Mardi, la ministre des Anciens Combattants, Jody Wilson-Raybould, a remis sa démission du cabinet de Justin Trudeau. Ce dernier s’est dit surpris et déçu de cette démission-choc qui survient alors que plusieurs questions restent en suspens sur le dossier de SNC-Lavalin.

La démission de l’ex-ministre de la Justice et procureure générale survient moins d’une semaine après que le Globe and Mail eut écrit que le bureau de Justin Trudeau aurait exercé des pressions sur elle dans le dossier SNC-Lavalin. Selon le quotidien, la garde rapprochée du premier ministre aurait tenté de la convaincre d’intervenir afin d’éviter à la firme québécoise un procès pour fraude et corruption, en lien avec ses activités en Libye.
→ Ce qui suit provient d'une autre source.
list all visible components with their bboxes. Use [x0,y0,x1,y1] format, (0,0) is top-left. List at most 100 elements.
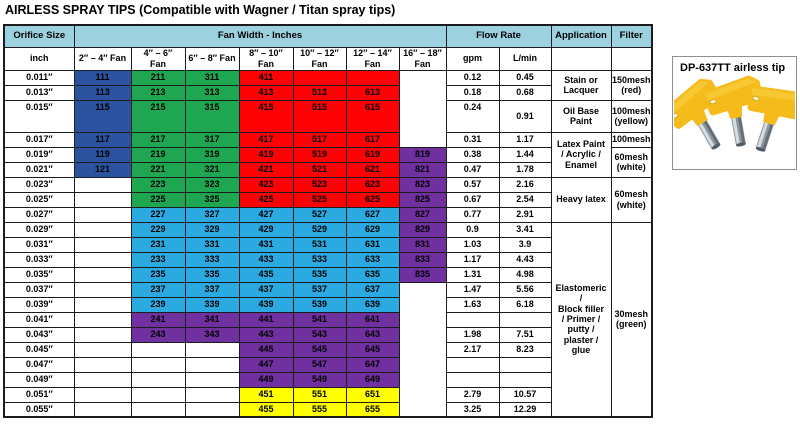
tip-number-cell: 223 [130,176,186,193]
tip-number-cell: 831 [398,236,447,253]
gpm-cell: 0.31 [445,131,500,148]
tip-number-cell: 629 [345,221,400,238]
tip-number-cell [345,69,400,86]
fan-col-header: 4″ – 6″ Fan [130,46,186,71]
flow-col-header: gpm [445,46,500,71]
tip-number-cell: 447 [238,356,294,373]
tip-number-cell: 821 [398,161,447,178]
fan-col-header: 10″ – 12″ Fan [292,46,347,71]
filter-cell: 60mesh (white) [610,146,653,178]
gpm-cell [445,356,500,373]
tip-number-cell: 241 [130,311,186,328]
lmin-cell: 0.45 [498,69,552,86]
gpm-cell: 0.57 [445,176,500,193]
table-row: 0.021″ 121 221 321 421 521 621 821 0.47 1.78 [3,161,652,178]
lmin-cell: 4.43 [498,251,552,268]
orifice-cell: 0.011″ [3,69,75,86]
tip-number-cell: 637 [345,281,400,298]
tip-number-cell: 421 [238,161,294,178]
table-row: 0.011″ 111 211 311 411 0.12 0.45 Stain or Lacqu… [3,69,653,148]
tip-number-cell: 527 [292,206,347,223]
table-row: 0.017″ 117 217 317 417 517 617 0.31 1.17 Latex Pa… [3,131,653,178]
lmin-cell: 2.54 [498,191,552,208]
filter-cell: 100mesh (yellow) [610,99,653,133]
orifice-cell: 0.047″ [3,356,75,373]
filter-cell: 60mesh (white) [610,176,653,223]
orifice-cell: 0.019″ [3,146,75,163]
fan-col-header: 16″ – 18″ Fan [398,46,447,71]
tip-number-cell: 313 [184,84,240,101]
tip-number-cell: 119 [73,146,132,163]
orifice-cell: 0.023″ [3,176,75,193]
tip-number-cell: 655 [345,401,400,418]
orifice-cell: 0.031″ [3,236,75,253]
lmin-cell: 4.98 [498,266,552,283]
tip-number-cell: 319 [184,146,240,163]
tip-number-cell: 555 [292,401,347,418]
tip-number-cell: 219 [130,146,186,163]
gpm-cell: 1.47 [445,281,500,298]
tip-number-cell: 519 [292,146,347,163]
application-cell: Elastomeric / Block filler / Primer / pu… [550,221,612,418]
lmin-cell: 7.51 [498,326,552,343]
tip-number-cell: 323 [184,176,240,193]
tip-number-cell: 431 [238,236,294,253]
tip-number-cell: 549 [292,371,347,388]
orifice-cell: 0.043″ [3,326,75,343]
table-row: 0.027″ 227 327 427 527 627 827 0.77 2.91 [3,206,652,223]
tip-number-cell: 337 [184,281,240,298]
tip-number-cell: 639 [345,296,400,313]
tip-number-cell: 515 [292,99,347,133]
tip-number-cell: 541 [292,311,347,328]
tip-number-cell: 411 [238,69,294,86]
orifice-cell: 0.045″ [3,341,75,358]
product-title: DP-637TT airless tip [680,62,786,74]
tip-number-cell [73,191,132,208]
tip-number-cell: 327 [184,206,240,223]
tip-number-cell: 647 [345,356,400,373]
table-row: 0.015″ 115 215 315 415 515 615 0.24 0.91 Oil Base… [3,99,653,133]
orifice-cell: 0.029″ [3,221,75,238]
tip-number-cell: 621 [345,161,400,178]
application-cell: Latex Paint / Acrylic / Enamel [550,131,612,178]
tip-number-cell [73,356,132,373]
tip-number-cell: 215 [130,99,186,133]
filter-cell: 100mesh [610,131,653,148]
tip-number-cell: 243 [130,326,186,343]
tip-number-cell: 539 [292,296,347,313]
tip-number-cell: 829 [398,221,447,238]
tip-number-cell [184,386,240,403]
tip-number-cell [130,341,186,358]
tip-number-cell: 525 [292,191,347,208]
orifice-cell: 0.041″ [3,311,75,328]
tip-number-cell: 325 [184,191,240,208]
orifice-cell: 0.051″ [3,386,75,403]
product-photo-box: DP-637TT airless tip [672,56,797,170]
gpm-cell: 2.17 [445,341,500,358]
tip-number-cell [130,401,186,418]
orifice-cell: 0.037″ [3,281,75,298]
tip-number-cell [184,371,240,388]
tip-number-cell: 649 [345,371,400,388]
tip-number-cell: 117 [73,131,132,148]
lmin-cell: 0.91 [498,99,552,133]
tip-number-cell: 315 [184,99,240,133]
tip-number-cell: 627 [345,206,400,223]
fan-width-header: Fan Width - Inches [73,24,447,48]
tip-number-cell: 455 [238,401,294,418]
gpm-cell: 0.12 [445,69,500,86]
orifice-cell: 0.049″ [3,371,75,388]
gpm-cell: 1.17 [445,251,500,268]
table-row: 0.031″ 231 331 431 531 631 831 1.03 3.9 [3,236,652,253]
orifice-cell: 0.025″ [3,191,75,208]
tip-number-cell [130,356,186,373]
tip-number-cell: 631 [345,236,400,253]
tip-number-cell: 615 [345,99,400,133]
lmin-cell: 2.91 [498,206,552,223]
tip-number-cell: 335 [184,266,240,283]
gpm-cell: 0.24 [445,99,500,133]
tip-number-cell: 443 [238,326,294,343]
tip-number-cell [184,401,240,418]
tip-number-cell [73,326,132,343]
tip-number-cell: 545 [292,341,347,358]
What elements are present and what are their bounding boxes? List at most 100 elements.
Mme Bibeau, qui tentera de se faire réélire l’automne prochain dans son comté, prévoit que son gouvernement pourra traverser cette tempête. «J’ai confiance. Nous avons une équipe qui est très disciplinée», assure-t-elle.

«Nous prenons des  décisions qui sont basées sur des faits. Nous sommes très soucieux de l’éthique et de la rigueur. Tout a été fait selon les règles de l’art. Nous avons une bonne relation avec le bureau du premier ministre.»

Marie-Claude Bibeau mentionne que le gouvernement libéral a fait avancer plusieurs dossiers, comme ceux de la reconnaissance des peuples autochtones, de la lutte aux changements climatiques et des investissements dans les infrastructures au pays. Son équipe souhaite avoir un autre mandat de quatre ans pour poursuivre le travail. Dans son comté, elle misera sur le soutien aux producteurs laitiers et sur la connectivité en milieu rural.

84 millions $

Concernant les Jeux de la Francophonie, elle répète que son gouvernement est prêt assurer 50 pour cent de la facture, alors qu’on apprend que l’organisation de l’événement pourrait coûter 84 millions $. La Presse avançant mercredi matin que le gouvernement du Québec estime à 74 millions $ le coût de la tenue des jeux à Sherbrooke. Il faudra ajouter à cela une facture de 10 millions $ pour les frais pour de la Sûreté du Québec pour en assurer la sécurité.

Par ailleurs, des règles fédérales prévoient qu’Ottawa ne peut verser plus de 35 % des fonds publics injectés dans un événement sportif. À cela, Mme Bibeau note que cette règle ne s’applique pas à un événement comme les Jeux de la Francophonie. 

«Nous allons assurer 50 % de la facture des Jeux de la Francophonie», dit-elle, en ajoutant que la moitié d’un montant de 84 millions $ peut être assumée par Ottawa pour les Jeux..

«Les trois paliers de gouvernement devront s’assoir et analyser le dossier. Il y a à Sherbrooke une équipe expérimentée pour tenir cet événement.»